У нее все еще полные губы, но щеки уже напоминают мешки хомяка, с которым Оттилия схожа своей манией делать запасы, и на лбу когти судьбы оставили целый лабиринт следов. Но самым интересным в лице Оттилии были глаза. Двадцать лет я считал их влажное поблескивание иронией и только потом понял, что то была печаль. Не знаю, широко ли распространена привычка постоянно улыбаться, словно все на свете тебя забавляет, хотя на самом деле за этим прячется смущение; во всяком случае, у Оттилии была именно такая улыбка.
Но если говорить откровенно, больше всего меня занимал тогда не ее взгляд, а тот момент, когда Оттилия пускала в дело слуховой рожок.

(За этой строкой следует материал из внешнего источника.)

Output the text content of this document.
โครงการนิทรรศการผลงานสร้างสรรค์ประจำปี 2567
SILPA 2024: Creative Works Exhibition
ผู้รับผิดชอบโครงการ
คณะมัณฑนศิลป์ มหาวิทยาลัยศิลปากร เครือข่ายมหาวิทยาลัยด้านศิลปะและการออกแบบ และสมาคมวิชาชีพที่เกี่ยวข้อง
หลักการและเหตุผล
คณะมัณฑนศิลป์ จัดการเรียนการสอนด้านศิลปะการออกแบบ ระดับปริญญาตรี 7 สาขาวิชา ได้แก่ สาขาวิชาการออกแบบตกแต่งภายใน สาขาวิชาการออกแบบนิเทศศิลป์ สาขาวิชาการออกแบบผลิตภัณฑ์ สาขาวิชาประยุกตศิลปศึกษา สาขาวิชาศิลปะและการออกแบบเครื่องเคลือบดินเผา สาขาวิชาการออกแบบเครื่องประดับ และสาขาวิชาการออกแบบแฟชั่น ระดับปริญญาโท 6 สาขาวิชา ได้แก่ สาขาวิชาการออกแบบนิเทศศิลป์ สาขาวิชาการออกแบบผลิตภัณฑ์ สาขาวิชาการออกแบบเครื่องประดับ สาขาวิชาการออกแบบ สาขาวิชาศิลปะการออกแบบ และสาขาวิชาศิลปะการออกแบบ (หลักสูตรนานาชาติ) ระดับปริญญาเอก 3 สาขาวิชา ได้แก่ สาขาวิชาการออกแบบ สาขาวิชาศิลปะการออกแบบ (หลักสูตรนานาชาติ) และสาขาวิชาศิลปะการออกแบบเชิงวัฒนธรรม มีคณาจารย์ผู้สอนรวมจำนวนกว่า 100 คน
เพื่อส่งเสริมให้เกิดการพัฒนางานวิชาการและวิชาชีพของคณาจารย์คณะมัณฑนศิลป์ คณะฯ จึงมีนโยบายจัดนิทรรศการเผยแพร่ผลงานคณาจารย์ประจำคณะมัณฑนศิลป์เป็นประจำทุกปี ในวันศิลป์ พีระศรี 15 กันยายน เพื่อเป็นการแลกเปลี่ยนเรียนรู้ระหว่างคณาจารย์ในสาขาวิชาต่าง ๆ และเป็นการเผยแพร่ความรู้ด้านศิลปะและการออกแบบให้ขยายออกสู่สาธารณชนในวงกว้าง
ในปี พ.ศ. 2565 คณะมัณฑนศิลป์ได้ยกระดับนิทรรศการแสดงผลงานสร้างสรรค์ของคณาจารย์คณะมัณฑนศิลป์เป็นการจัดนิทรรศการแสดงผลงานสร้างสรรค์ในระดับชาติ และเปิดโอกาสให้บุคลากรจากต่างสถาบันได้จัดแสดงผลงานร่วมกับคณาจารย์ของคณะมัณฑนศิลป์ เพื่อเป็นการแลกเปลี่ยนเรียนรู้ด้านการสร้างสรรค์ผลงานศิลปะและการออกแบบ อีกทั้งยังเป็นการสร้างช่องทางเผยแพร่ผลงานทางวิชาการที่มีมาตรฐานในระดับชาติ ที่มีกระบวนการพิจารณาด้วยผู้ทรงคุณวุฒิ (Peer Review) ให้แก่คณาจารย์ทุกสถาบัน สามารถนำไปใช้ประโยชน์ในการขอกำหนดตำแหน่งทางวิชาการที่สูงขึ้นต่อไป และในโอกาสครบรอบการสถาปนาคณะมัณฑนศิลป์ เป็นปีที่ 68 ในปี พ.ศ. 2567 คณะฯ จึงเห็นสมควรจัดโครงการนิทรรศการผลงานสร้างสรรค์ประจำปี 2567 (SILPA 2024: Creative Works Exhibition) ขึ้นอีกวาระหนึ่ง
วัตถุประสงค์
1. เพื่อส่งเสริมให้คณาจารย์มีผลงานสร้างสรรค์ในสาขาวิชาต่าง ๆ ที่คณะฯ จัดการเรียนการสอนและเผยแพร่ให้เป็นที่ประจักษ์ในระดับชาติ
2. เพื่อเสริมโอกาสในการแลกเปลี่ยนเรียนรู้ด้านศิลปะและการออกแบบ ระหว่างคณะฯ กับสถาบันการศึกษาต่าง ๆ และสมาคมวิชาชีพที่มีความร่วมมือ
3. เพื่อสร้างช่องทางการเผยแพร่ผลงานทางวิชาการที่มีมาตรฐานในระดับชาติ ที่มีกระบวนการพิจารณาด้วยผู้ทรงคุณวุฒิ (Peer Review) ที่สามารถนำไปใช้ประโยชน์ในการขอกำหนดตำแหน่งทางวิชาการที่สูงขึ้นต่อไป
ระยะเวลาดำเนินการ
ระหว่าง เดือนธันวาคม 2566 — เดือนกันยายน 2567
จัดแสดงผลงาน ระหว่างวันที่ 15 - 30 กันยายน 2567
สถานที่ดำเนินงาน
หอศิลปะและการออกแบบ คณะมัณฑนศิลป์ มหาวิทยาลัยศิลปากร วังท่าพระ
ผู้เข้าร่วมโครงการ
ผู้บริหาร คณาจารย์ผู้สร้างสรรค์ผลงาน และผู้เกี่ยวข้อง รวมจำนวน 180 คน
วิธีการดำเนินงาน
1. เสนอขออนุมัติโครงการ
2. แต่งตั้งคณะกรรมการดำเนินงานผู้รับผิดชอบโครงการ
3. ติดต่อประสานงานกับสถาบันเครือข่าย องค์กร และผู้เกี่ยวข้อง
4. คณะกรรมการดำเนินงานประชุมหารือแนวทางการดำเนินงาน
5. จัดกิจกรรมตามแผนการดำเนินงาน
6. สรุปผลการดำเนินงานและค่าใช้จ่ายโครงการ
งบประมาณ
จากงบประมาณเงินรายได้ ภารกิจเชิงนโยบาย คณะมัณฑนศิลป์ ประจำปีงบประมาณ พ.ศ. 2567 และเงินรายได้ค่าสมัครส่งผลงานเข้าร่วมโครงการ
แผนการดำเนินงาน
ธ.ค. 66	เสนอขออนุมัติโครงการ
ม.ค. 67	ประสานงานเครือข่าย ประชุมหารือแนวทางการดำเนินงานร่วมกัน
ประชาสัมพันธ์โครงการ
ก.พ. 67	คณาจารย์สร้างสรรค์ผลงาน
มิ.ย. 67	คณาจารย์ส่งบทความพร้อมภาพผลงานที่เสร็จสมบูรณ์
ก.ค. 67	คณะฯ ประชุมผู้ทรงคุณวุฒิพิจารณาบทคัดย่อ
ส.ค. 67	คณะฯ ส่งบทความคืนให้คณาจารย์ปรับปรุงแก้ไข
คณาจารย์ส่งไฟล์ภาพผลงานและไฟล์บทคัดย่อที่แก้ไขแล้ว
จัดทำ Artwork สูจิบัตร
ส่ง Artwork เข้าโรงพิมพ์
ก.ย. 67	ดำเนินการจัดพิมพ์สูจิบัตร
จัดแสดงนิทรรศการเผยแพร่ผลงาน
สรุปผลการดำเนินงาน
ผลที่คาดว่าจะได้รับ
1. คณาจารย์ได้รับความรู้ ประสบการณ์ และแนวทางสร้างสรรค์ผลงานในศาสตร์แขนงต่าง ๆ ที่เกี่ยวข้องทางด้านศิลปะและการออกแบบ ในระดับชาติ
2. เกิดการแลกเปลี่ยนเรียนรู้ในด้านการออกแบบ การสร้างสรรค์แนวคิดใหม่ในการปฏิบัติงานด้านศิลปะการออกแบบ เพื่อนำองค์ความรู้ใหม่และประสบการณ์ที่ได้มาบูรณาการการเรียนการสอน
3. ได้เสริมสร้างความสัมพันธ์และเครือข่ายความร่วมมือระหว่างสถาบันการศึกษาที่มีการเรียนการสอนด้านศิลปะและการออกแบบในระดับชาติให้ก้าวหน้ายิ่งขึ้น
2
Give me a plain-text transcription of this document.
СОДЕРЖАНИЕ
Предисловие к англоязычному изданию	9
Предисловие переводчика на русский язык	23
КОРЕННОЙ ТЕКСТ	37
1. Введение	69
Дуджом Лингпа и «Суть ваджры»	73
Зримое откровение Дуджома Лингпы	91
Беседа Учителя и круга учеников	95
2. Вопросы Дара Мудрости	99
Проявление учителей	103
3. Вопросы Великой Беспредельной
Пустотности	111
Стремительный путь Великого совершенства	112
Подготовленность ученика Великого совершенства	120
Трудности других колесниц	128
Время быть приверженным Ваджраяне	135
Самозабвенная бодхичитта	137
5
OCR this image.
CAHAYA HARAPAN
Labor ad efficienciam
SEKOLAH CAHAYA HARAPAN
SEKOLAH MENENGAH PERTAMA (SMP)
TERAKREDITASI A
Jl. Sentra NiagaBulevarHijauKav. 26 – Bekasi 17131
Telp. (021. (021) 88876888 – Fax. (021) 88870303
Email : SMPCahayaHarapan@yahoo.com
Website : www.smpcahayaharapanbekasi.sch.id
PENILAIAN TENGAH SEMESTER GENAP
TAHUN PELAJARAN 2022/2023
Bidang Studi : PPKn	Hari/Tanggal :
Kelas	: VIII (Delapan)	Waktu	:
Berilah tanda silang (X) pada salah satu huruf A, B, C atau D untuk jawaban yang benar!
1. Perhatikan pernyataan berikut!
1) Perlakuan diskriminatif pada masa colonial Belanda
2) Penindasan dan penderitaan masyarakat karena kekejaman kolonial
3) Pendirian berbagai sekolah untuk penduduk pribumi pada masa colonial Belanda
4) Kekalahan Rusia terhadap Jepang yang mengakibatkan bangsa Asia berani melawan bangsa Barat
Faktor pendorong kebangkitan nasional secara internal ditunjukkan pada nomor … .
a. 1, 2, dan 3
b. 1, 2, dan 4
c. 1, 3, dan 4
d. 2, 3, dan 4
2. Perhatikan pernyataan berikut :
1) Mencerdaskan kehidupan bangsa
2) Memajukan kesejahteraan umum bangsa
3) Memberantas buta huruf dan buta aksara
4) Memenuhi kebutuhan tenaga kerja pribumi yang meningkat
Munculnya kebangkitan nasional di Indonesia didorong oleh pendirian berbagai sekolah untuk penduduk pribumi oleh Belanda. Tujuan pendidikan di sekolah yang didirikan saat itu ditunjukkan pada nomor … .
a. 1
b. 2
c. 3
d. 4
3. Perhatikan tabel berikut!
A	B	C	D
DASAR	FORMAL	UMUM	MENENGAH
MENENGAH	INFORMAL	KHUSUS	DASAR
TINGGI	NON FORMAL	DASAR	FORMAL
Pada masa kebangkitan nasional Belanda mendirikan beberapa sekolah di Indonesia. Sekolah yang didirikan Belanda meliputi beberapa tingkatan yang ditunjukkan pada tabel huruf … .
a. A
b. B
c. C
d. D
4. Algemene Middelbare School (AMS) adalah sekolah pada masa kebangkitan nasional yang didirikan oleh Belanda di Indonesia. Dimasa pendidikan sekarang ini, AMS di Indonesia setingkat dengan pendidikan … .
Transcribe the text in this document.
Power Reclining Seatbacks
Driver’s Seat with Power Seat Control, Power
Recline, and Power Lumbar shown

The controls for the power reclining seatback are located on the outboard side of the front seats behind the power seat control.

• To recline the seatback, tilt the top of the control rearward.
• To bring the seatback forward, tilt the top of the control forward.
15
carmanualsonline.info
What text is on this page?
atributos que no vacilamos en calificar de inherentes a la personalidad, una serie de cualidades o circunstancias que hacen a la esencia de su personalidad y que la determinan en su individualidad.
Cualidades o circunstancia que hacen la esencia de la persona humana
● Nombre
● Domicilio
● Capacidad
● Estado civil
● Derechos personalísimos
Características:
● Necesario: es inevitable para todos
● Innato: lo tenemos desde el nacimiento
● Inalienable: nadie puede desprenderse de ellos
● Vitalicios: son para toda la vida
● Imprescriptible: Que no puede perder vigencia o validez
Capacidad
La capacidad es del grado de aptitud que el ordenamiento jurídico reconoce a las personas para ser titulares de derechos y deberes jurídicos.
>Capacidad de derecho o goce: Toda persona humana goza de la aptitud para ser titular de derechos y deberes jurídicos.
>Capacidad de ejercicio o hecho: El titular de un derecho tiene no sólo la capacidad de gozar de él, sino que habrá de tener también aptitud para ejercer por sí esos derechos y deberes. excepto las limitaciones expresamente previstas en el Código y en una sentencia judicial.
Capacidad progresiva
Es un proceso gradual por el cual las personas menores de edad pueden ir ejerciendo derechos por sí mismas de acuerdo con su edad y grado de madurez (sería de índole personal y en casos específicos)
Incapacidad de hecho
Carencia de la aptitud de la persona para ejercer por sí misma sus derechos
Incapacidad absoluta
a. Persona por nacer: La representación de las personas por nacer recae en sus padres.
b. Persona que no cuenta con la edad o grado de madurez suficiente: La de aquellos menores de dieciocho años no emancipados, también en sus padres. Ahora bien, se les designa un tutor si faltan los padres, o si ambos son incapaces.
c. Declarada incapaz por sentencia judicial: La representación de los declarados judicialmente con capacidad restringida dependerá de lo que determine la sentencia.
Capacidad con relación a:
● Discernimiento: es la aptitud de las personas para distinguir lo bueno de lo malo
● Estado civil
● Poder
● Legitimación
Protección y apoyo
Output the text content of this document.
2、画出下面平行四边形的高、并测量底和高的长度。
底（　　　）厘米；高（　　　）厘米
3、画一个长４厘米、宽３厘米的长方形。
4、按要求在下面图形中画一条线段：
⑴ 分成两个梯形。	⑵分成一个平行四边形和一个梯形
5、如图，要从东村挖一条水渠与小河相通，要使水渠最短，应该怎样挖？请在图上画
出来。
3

Никогда не забыть мне холодка, пробегавшего по моей спине всякий раз, когда, выстояв длиннющую очередь, мы оказывались у киношной кассы и Оттилия, всегда желавшая знать совершенно точно, можно ли мне, которому тогда исполнилось девять лет, смотреть данный фильм, после грозного заявления: "Я немного туга на ухо", принималась с улыбкой рыться в своем огромном черном ридикюле в поисках слухового рожка.
Оттилия была воплощением любви к порядку. Однако, заглянув в ее ридикюль, можно было предположить скорее обратное. Мне кажется, в ее комнатах царил порядок именно потому, что все способное вызвать беспорядок Оттилия незамедлительно совала в свой ридикюль. И теперь она раскладывала эти сокровища (шпильки, коробочки из-под таблеток, связанные шнурки, сломанные гребни, английские булавки, смятые почтовые конверты, бесчисленные ключи) перед возмущенно сопящей кассиршей, пока неожиданно не обнаруживала в одном из бездонных провалов ридикюля слуховой рожок. "Видишь, - всякий раз торжествуя говорила Оттилия, - я же помню, что взяла его с собой".
Широким движением руки она сгребала все барахло в черную пасть ридикюля, раздвигала слуховой рожок (кассирша, полагавшая, что это огнестрельное оружие, в ужасе отшатывалась назад) и ласково, но настойчиво повторяла свой вопрос, может ли благовоспитанный девятилетний ребенок смотреть этот фильм.
Между тем недовольство извивающейся за нами очереди принимало угрожающие размеры. И когда мы уже с билетами шествовали мимо нескончаемого частокола озлобленных лиц, только я, дрожа, втягивал голову в плечи. Оттилия же шагала по-прежнему прямо. Она задумчиво и, как мне казалось, чуть иронически и недобро улыбалась.
Конечно, такое поведение объяснялось главным образом ее глухотой, хотя и не только ею. Я и теперь твердо убежден, что Оттилия очень хорошо знала, как волновались в аналогичных случаях стоявшие за ней. Это отнюдь не означает, что она умышленно провоцировала подобные скопления. Вовсе нет. Но думаю, где-то Оттилия желала таким манером отплатить судьбе. Она непрестанно трудилась над тем, чтобы превратить свою слабость, глухоту, в силу спокойной улыбки.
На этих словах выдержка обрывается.